Recipes feature an optional `PDQT` parameter, which if set to `TRUE` will wrap all a3m files in an [aligned.pdqt file](https://github.com/chaidiscovery/chai-lab)

In the above exemple, the `test` recipe will trigger a search in swissprot and uniprot for all supplied queries. 
- The result of swissprot search will be save under stockholm format in a file named `pif.sto`
- The result of the uniprot search will be save under a3m format in a file named `paf.a3m`


## Usage

### List available database
At startup, MSAF will recurively search inside all `databases` item found in configuration file for mmseqs database files (*<database_name>_h*, *<database_name>_.index*, *<database_name>.lookup*, *<database_name>.index*).
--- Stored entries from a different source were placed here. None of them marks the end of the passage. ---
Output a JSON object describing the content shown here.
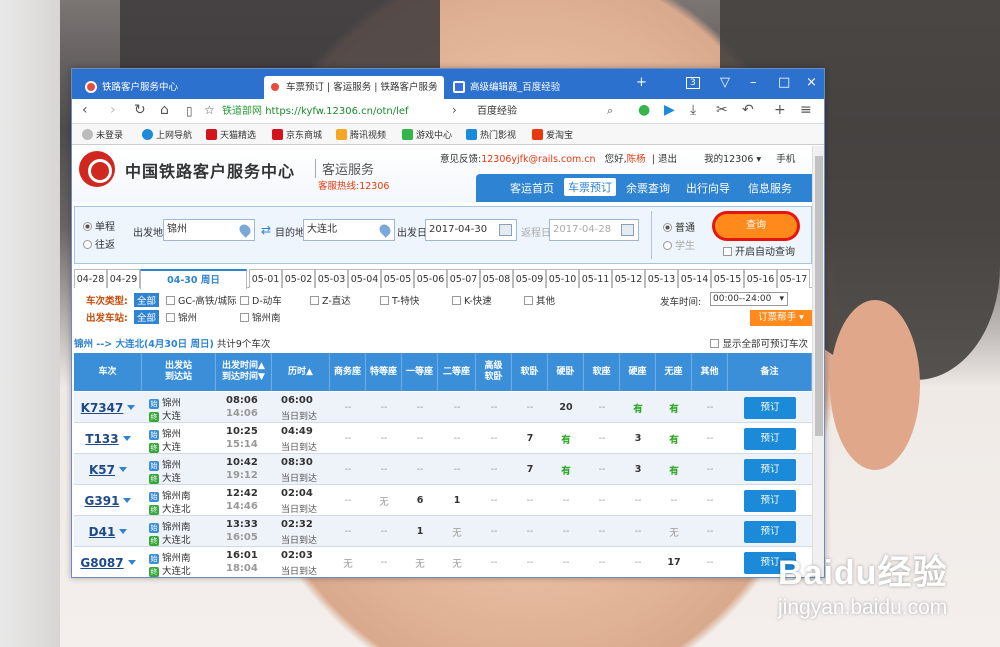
{
  "browser": {
    "tabs": [
      {
        "label": "铁路客户服务中心"
      },
      {
        "label": "车票预订 | 客运服务 | 铁路客户服务"
      },
      {
        "label": "高级编辑器_百度经验"
      }
    ],
    "tab_count": "3",
    "address": {
      "site": "铁道部网",
      "url": "https://kyfw.12306.cn/otn/lef"
    },
    "search_value": "百度经验",
    "bookmarks": [
      "未登录",
      "上网导航",
      "天猫精选",
      "京东商城",
      "腾讯视频",
      "游戏中心",
      "热门影视",
      "爱淘宝"
    ]
  },
  "site": {
    "brand": "中国铁路客户服务中心",
    "brand_sub": "客运服务",
    "hotline": "客服热线:12306",
    "feedback": "意见反馈:",
    "feedback_email": "12306yjfk@rails.com.cn",
    "greeting": "您好,",
    "user": "陈杨",
    "logout": "退出",
    "my12306": "我的12306",
    "mobile": "手机",
    "nav": [
      "客运首页",
      "车票预订",
      "余票查询",
      "出行向导",
      "信息服务"
    ]
  },
  "query": {
    "one_way": "单程",
    "round_trip": "往返",
    "from_label": "出发地",
    "from": "锦州",
    "to_label": "目的地",
    "to": "大连北",
    "date_label": "出发日",
    "date": "2017-04-30",
    "return_label": "返程日",
    "return_date": "2017-04-28",
    "normal": "普通",
    "student": "学生",
    "query_btn": "查询",
    "auto_query": "开启自动查询"
  },
  "dates": [
    "04-28",
    "04-29",
    "04-30 周日",
    "05-01",
    "05-02",
    "05-03",
    "05-04",
    "05-05",
    "05-06",
    "05-07",
    "05-08",
    "05-09",
    "05-10",
    "05-11",
    "05-12",
    "05-13",
    "05-14",
    "05-15",
    "05-16",
    "05-17"
  ],
  "filter": {
    "type_label": "车次类型:",
    "all": "全部",
    "types": [
      "GC-高铁/城际",
      "D-动车",
      "Z-直达",
      "T-特快",
      "K-快速",
      "其他"
    ],
    "station_label": "出发车站:",
    "stations": [
      "锦州",
      "锦州南"
    ],
    "time_label": "发车时间:",
    "time_value": "00:00--24:00",
    "helper": "订票帮手"
  },
  "route": {
    "text": "锦州 --> 大连北(4月30日 周日)",
    "count": "共计9个车次",
    "show_all": "显示全部可预订车次"
  },
  "table": {
    "headers": [
      "车次",
      "出发站\n到达站",
      "出发时间▲\n到达时间▼",
      "历时▲",
      "商务座",
      "特等座",
      "一等座",
      "二等座",
      "高级\n软卧",
      "软卧",
      "硬卧",
      "软座",
      "硬座",
      "无座",
      "其他",
      "备注"
    ],
    "book_label": "预订",
    "rows": [
      {
        "train": "K7347",
        "from": "锦州",
        "to": "大连",
        "dep": "08:06",
        "arr": "14:06",
        "dur": "06:00",
        "day": "当日到达",
        "seats": [
          "--",
          "--",
          "--",
          "--",
          "--",
          "--",
          "20",
          "--",
          "有",
          "有",
          "--"
        ]
      },
      {
        "train": "T133",
        "from": "锦州",
        "to": "大连",
        "dep": "10:25",
        "arr": "15:14",
        "dur": "04:49",
        "day": "当日到达",
        "seats": [
          "--",
          "--",
          "--",
          "--",
          "--",
          "7",
          "有",
          "--",
          "3",
          "有",
          "--"
        ]
      },
      {
        "train": "K57",
        "from": "锦州",
        "to": "大连",
        "dep": "10:42",
        "arr": "19:12",
        "dur": "08:30",
        "day": "当日到达",
        "seats": [
          "--",
          "--",
          "--",
          "--",
          "--",
          "7",
          "有",
          "--",
          "3",
          "有",
          "--"
        ]
      },
      {
        "train": "G391",
        "from": "锦州南",
        "to": "大连北",
        "dep": "12:42",
        "arr": "14:46",
        "dur": "02:04",
        "day": "当日到达",
        "seats": [
          "--",
          "无",
          "6",
          "1",
          "--",
          "--",
          "--",
          "--",
          "--",
          "--",
          "--"
        ]
      },
      {
        "train": "D41",
        "from": "锦州南",
        "to": "大连北",
        "dep": "13:33",
        "arr": "16:05",
        "dur": "02:32",
        "day": "当日到达",
        "seats": [
          "--",
          "--",
          "1",
          "无",
          "--",
          "--",
          "--",
          "--",
          "--",
          "无",
          "--"
        ]
      },
      {
        "train": "G8087",
        "from": "锦州南",
        "to": "大连北",
        "dep": "16:01",
        "arr": "18:04",
        "dur": "02:03",
        "day": "当日到达",
        "seats": [
          "无",
          "--",
          "无",
          "无",
          "--",
          "--",
          "--",
          "--",
          "--",
          "17",
          "--"
        ]
      }
    ]
  },
  "watermark": {
    "logo": "Baidu经验",
    "url": "jingyan.baidu.com"
  }
}
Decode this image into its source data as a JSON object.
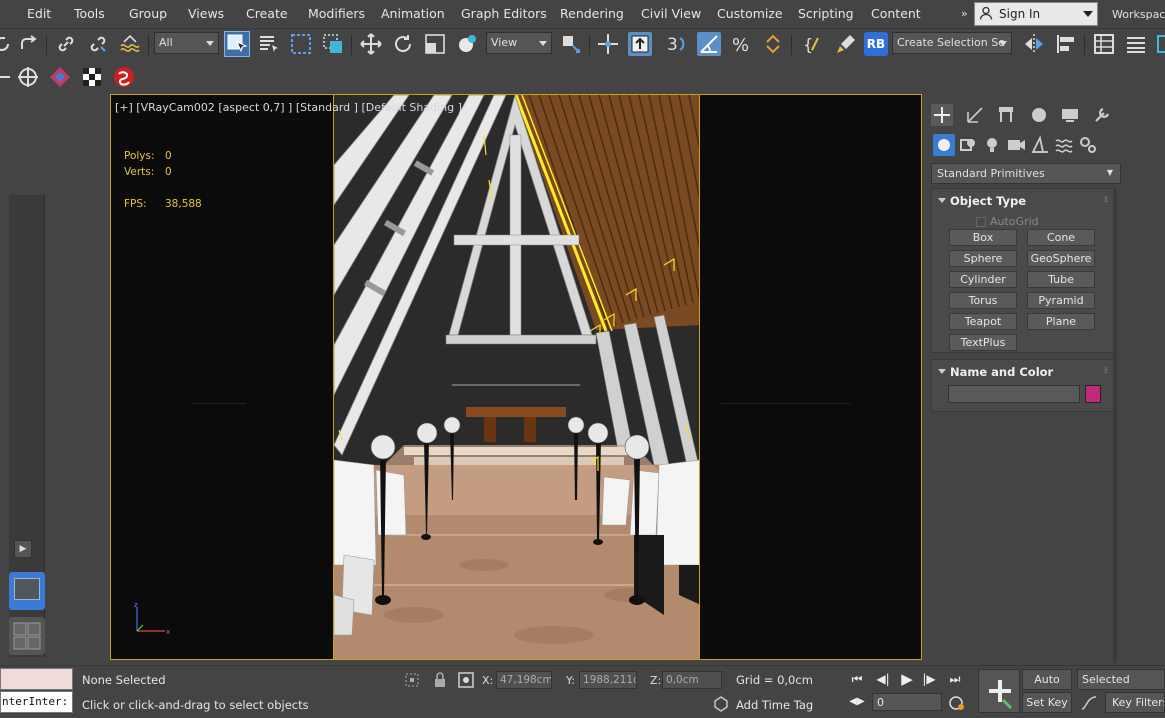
{
  "menubar": {
    "items": [
      "Edit",
      "Tools",
      "Group",
      "Views",
      "Create",
      "Modifiers",
      "Animation",
      "Graph Editors",
      "Rendering",
      "Civil View",
      "Customize",
      "Scripting",
      "Content"
    ],
    "signin_label": "Sign In",
    "workspaces_label": "Workspace"
  },
  "toolbar": {
    "filter_value": "All",
    "refcoord_value": "View",
    "rb_label": "RB",
    "selection_set_value": "Create Selection Se"
  },
  "viewport": {
    "label": "[+] [VRayCam002 [aspect 0,7] ] [Standard ] [Default Shading ]",
    "polys_label": "Polys:",
    "polys_value": "0",
    "verts_label": "Verts:",
    "verts_value": "0",
    "fps_label": "FPS:",
    "fps_value": "38,588"
  },
  "command_panel": {
    "category_value": "Standard Primitives",
    "object_type_title": "Object Type",
    "autogrid_label": "AutoGrid",
    "buttons": [
      "Box",
      "Cone",
      "Sphere",
      "GeoSphere",
      "Cylinder",
      "Tube",
      "Torus",
      "Pyramid",
      "Teapot",
      "Plane",
      "TextPlus"
    ],
    "name_color_title": "Name and Color",
    "object_color": "#c02a7a"
  },
  "statusbar": {
    "maxscript_text": "nterInter:",
    "selection_status": "None Selected",
    "prompt": "Click or click-and-drag to select objects",
    "x_label": "X:",
    "x_value": "47,198cm",
    "y_label": "Y:",
    "y_value": "1988,211cm",
    "z_label": "Z:",
    "z_value": "0,0cm",
    "grid_label": "Grid = 0,0cm",
    "add_time_tag": "Add Time Tag",
    "frame_value": "0",
    "auto_key": "Auto Key",
    "set_key": "Set Key",
    "selected_value": "Selected",
    "key_filters": "Key Filters..."
  }
}
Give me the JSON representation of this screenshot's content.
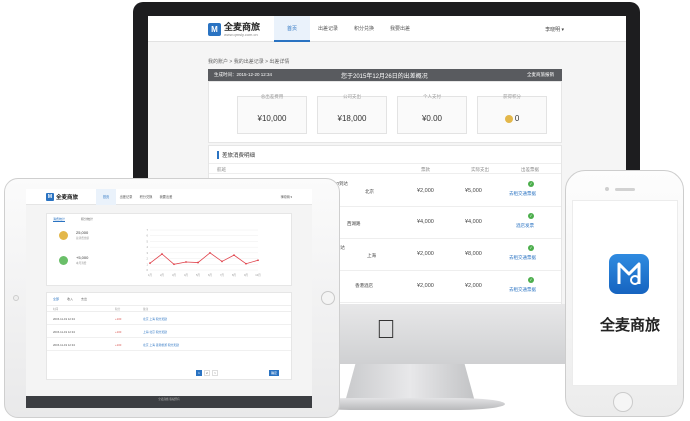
{
  "brand": {
    "name": "全麦商旅",
    "sub": "www.qmsly.com.cn"
  },
  "desktop": {
    "tabs": [
      "首页",
      "出差记录",
      "积分兑换",
      "我要出差"
    ],
    "user": "李晓明",
    "breadcrumb": "我的账户 > 我的出差记录 > 出差详情",
    "bar": {
      "left": "生成时间：2015-12-20 12:34",
      "center": "您于2015年12月26日的出差概况",
      "right": "全麦商旅报销"
    },
    "stats": [
      {
        "label": "总出差费用",
        "value": "¥10,000"
      },
      {
        "label": "公司支出",
        "value": "¥18,000"
      },
      {
        "label": "个人支付",
        "value": "¥0.00"
      },
      {
        "label": "获得积分",
        "value": "0"
      }
    ],
    "table_title": "差旅消费明细",
    "columns": [
      "航班",
      "票款",
      "实际支出",
      "出差票据"
    ],
    "rows": [
      {
        "time": "2015-11-21",
        "detail": "重庆2015-11-21 12:",
        "note": "30到达",
        "dest": "北京",
        "fare": "¥2,000",
        "paid": "¥5,000",
        "status": "去租交通票据"
      },
      {
        "time": "",
        "detail": "",
        "note": "西湖路",
        "dest": "",
        "fare": "¥4,000",
        "paid": "¥4,000",
        "status": "酒店发票"
      },
      {
        "time": "",
        "detail": "",
        "note": "30到达",
        "dest": "上海",
        "fare": "¥2,000",
        "paid": "¥8,000",
        "status": "去租交通票据"
      },
      {
        "time": "",
        "detail": "",
        "note": "",
        "dest": "香港酒店",
        "fare": "¥2,000",
        "paid": "¥2,000",
        "status": "去租交通票据"
      }
    ]
  },
  "tablet": {
    "tabs": [
      "首页",
      "出差记录",
      "积分兑换",
      "我要出差"
    ],
    "user": "李晓明",
    "panel_tabs": [
      "消费统计",
      "积分统计"
    ],
    "stats": [
      {
        "value": "25,000",
        "sub": "总消费金额"
      },
      {
        "value": "+5,000",
        "sub": "本月消费"
      }
    ],
    "list_tabs": [
      "全部",
      "收入",
      "支出"
    ],
    "list_headers": [
      "时间",
      "积分",
      "备注"
    ],
    "list_rows": [
      {
        "time": "2015-11-19 12:34",
        "pts": "+100",
        "note": "北京 上海 积分奖励"
      },
      {
        "time": "2015-11-19 12:34",
        "pts": "+100",
        "note": "上海 北京 积分奖励"
      },
      {
        "time": "2015-11-19 12:34",
        "pts": "+100",
        "note": "北京 上海 香港旅游 积分奖励"
      }
    ],
    "pager": [
      "1",
      "2",
      ">"
    ],
    "go": "确定",
    "footer": "全麦商旅 版权所有"
  },
  "phone": {
    "app_name": "全麦商旅"
  },
  "chart_data": {
    "type": "line",
    "x": [
      "1月",
      "2月",
      "3月",
      "4月",
      "5月",
      "6月",
      "7月",
      "8月",
      "9月",
      "10月"
    ],
    "series": [
      {
        "values": [
          1.2,
          2.8,
          1.0,
          1.4,
          1.3,
          3.0,
          1.5,
          2.6,
          1.1,
          1.7
        ]
      }
    ],
    "ylim": [
      0,
      7
    ],
    "grid": true
  },
  "colors": {
    "accent": "#2a73c2",
    "chart_line": "#e0444d",
    "dark_bar": "#595b5f"
  }
}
The registred <database_name> can be displayed with
`python -m msaf config.yaml --list`

### run a search
`python -m msaf config.yaml --query query1.fasta query2.fasta --bp test`
With `--bp` refering to one recipe defined in the config file and `--query` to absolute path(s) of query sequence file(s) (fasta format).
#### Multimer search
Results will be saved in the `--output` folder (msas, by default) with subfolders using sequential one letter chain identifier along the sequence of query files. If the same file is provided more than once as a query, only one folder will be created. Hence, results of an homodimer search will be stored under a single `A/` subfolder.